Elle arriva à l’arrestation de Reynier.

– C’était donc là leur but! s’écria Irène désolée; ils voulaient le traîner devant les tribunaux!…

– Non interrompit Marguerite, les tribunaux n’auraient rien valu puisque vous auriez témoigné. Les gens qui ont joué cette comédie infâme ne voulaient pas aller jusqu’au palais de justice. Attendez, vous allez voir; il y avait la route à faire: la route entre la maison où nous sommes et le palais.

«On avait mis Reynier dans un fiacre, entre deux agents qui avaient eu peine à le protéger contre les gens du voisinage.

«Le pauvre jeune homme était paralysé par la stupeur.

«Tout ce qui lui arrivait depuis la querelle incompréhensible que vous lui aviez faite la veille, était pour lui un rêve douloureux plein de surprises navrantes.

«C’est lui-même qui m’a raconté tout cela.

«Le fiacre descendit à Paris par la rue de la Roquette; la nuit tombait quand il traversa la place de la Bastille. Les agents étaient des gaillards solides.

«Comme Reynier n’avait plus d’armes, on lui avait retiré ses liens.

«Vous verrez que ce n’était pas par miséricorde.

«Dans la rue Saint-Antoine, un des agents fut pris de secousses brusques qui ressemblaient à des convulsions.

«- Tonnerre! dit son camarade, nous voilà bien! Il faut mettre les menottes au prisonnier, et vite, car si tu as ta crise, il aurait beau jeu contre nous!… Voyons! Malou! Malou! Malou! tiens-toi bien!

«Malou ne répondit pas. Sa bouche grimaçait, ses yeux roulaient dans leurs orbites, et ses deux mains crispées essayaient de s’accrocher au coussin.

«L’autre agent sortit des cordes de sa poche et se précipita sur Reynier pour lui lier les poignets.

«Reynier ne fit aucune résistance; mais l’agent n’eut pas le temps d’accomplir sa besogne.

«Malou, qui avait fait effort pour se lever, retomba comme une masse, et presque aussitôt après, se débattit en proie à une furieuse attaque d’épilepsie.
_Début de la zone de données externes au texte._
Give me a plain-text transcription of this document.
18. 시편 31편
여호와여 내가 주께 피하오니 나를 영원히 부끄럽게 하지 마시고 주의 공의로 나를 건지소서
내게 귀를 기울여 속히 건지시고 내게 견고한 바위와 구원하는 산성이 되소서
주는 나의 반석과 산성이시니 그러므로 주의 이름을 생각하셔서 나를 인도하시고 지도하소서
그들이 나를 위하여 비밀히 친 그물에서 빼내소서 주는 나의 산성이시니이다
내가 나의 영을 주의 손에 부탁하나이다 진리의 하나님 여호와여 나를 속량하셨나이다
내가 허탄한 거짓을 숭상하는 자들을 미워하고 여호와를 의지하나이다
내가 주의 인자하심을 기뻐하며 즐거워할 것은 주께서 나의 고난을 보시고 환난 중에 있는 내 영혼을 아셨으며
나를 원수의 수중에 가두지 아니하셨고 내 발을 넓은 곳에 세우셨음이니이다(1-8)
«L’agent lâcha Reynier pour revenir à son camarade.

«Il disait:

«- Malou! Malou! tiens-toi bien! Tu pourras gigoter tant que tu voudras quand nous serons à la préfecture. Que diable! on ne reste pas au service quand on a des infirmités comme ça! Heureusement que le prisonnier est bien tranquille…

«Le prisonnier était plus que tranquille. Jusqu’alors sa pensée avait sommeillé lourdement. Il était comme mort.

«Mais ces paroles l’éveillèrent à demi.

«Il faut que vous compreniez: elles étaient prononcées dans le but de l’éveiller.

«La comédie continuait. Le guet-apens marchait en même temps que le fiacre.

«Malou et son camarade étaient des acteurs.

«Reynier fit un effort pour voir clair dans la nuit de sa cervelle. Il n’y trouva qu’une pensée: le désir passionné de vous rejoindre pour combattre l’odieuse, l’absurde accusation qui l’écrasait.